January 27–April 23, 2023
Viale Alemagna, 6
20121 Milan
Italy
The exhibition presented by Triennale Milano until April 23, 2023 celebrates the work of Milanese architect and designer Angelo Mangiarotti rediscovering the creativity of one of the most prominent figures of Italian architecture and design. Angelo Mangiarotti: When Structures Take Shape is curated by Fulvio Irace, with Francesca Albani, Franz Graf (Architecture section), Luca Pietro Nicoletti (Sculpture section), and Marco Sammicheli (Design section), with the support of Giulio Barazzetta. The exhibition is organized in collaboration with the Angelo Mangiarotti Foundation, which has made the treasures in its archive available for display. The installation design is by Ottavio Di Blasi & Partners, with the participation of Renzo Piano.
Angelo Mangiarotti: When Structures Take Shape is one of the most complete and comprehensive retrospectives ever devoted to the Milanese architect. It retraces 60-year of career with a wide selection of works, projects, documents and materials, many of which have never been exhibited before.
Stefano Boeri, President of Triennale Milano, explains that “For many years, Triennale Milano has been working on a project devoted to the great Italian masters of design, from Enzo Mari to Ettore Sottsass, to Achille Castiglioni and Pietro Lingeri. The latest is now Angelo Mangiarotti, an eclectic international personality who over the years carried out superb experiments in the fields of architecture, design, sculpture and infrastructure planning. The retrospective we are now putting on once again gives this key figure in the world of twentieth-century design his rightful place in history.”
Renzo Piano, who met Mangiarotti while at the Politecnico University of Milan and during work on the 14th Triennale (1968), has assisted in setting up this exhibition, as a way of paying homage to Mangiarotti’s precise way of interpreting the theme of space, which was one of the hallmarks of his work. The installation design created by Ottavio Di Blasi & Partners consists of a series of platforms that reflect the core themes of the exhibition—from node to joint, sculpture to assembly, abstraction to sensuality. Each table displays a series of study models, prototypes, completed works and fragments of work, showing the visitor the wealth and range of Mangiarotti’s experimentation and the workshop-like atmosphere of his studio.
The exhibition focuses on the way Mangiarotti approached each design problem as part of a much broader whole, in which experimentation, the characteristics of the material and its static functions went far beyond the laws of structure, involving experiments with materials such as concrete, marble and glass.
The exhibition starts in the large entrance corridor, with a timeline, inspired by the characteristic atmosphere of the architect’s studio.

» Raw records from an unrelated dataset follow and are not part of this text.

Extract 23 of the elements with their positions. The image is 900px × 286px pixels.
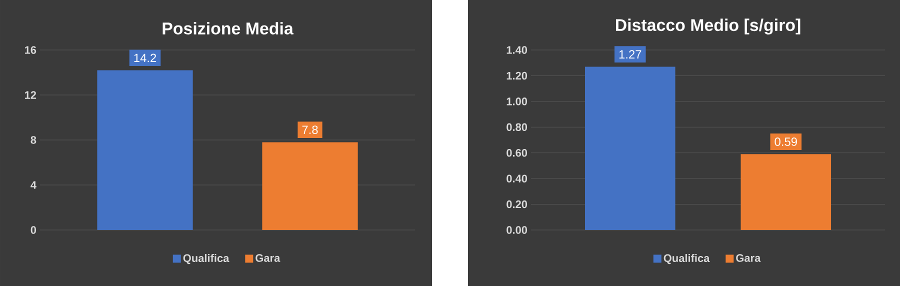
data-label: 1.27: [619, 50, 642, 59]
data-label: 0.59: [774, 137, 797, 146]
y-tick-label: 12: [24, 91, 36, 99]
y-tick-label: 16: [24, 46, 36, 54]
data-label: 14.2: [134, 54, 156, 62]
legend-label: Qualifica: [664, 254, 710, 264]
y-tick-label: 0.20: [506, 200, 528, 208]
legend-label: Gara: [736, 254, 761, 262]
y-tick-label: 0.60: [506, 148, 528, 157]
y-tick-label: 4: [30, 181, 36, 189]
y-tick-label: 0.80: [506, 123, 528, 132]
y-tick-label: 1.20: [506, 72, 528, 80]
data-label: 7.8: [302, 126, 318, 134]
legend-label: Gara: [256, 254, 280, 262]
y-tick-label: 8: [30, 136, 36, 144]
y-tick-label: 0.00: [506, 226, 528, 234]
chart-title: Posizione Media: [162, 22, 294, 35]
legend-label: Qualifica: [183, 254, 230, 264]
chart-title: Distacco Medio [s/giro]: [616, 18, 800, 35]
y-tick-label: 1.40: [506, 46, 528, 54]
y-tick-label: 0: [30, 226, 36, 234]
y-tick-label: 0.40: [506, 174, 528, 182]
y-tick-label: 1.00: [506, 98, 528, 106]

A large series of drawings by the architect form a picture gallery on the opposite wall, revealing his great artistic skill and the importance of drawing in his creative process. On entering the hall, the visitor is attracted by huge prints of enlarged photographs that pick out various details of his projects, both internal and external, and is drawn into a journey that illustrates the main themes of his incessant research. With no contrived divisions between disciplines, the visitor can thus observe the continuity that exists in some formal themes and how they are linked together and taken up at different times and on different scales, like recurring notes in a complex musical score. Original archival materials can be seen on the large panels, with documents, drawings, photos and models, while all around is a landscape in which sculptural presences rise up imperiously, revealing the deep artistic vein that was such a feature of his entire life. In a special room it will also be possible to watch a video projection of Un Angelo su Milano: Mangiarotti e la città, specially created for the exhibition by Francesca Molteni, Muse Factory of Project.
A catalogue, edited by Fulvio Irace and published by Electa, accompanies and completes the exhibition, with a series of articles by critics and experts.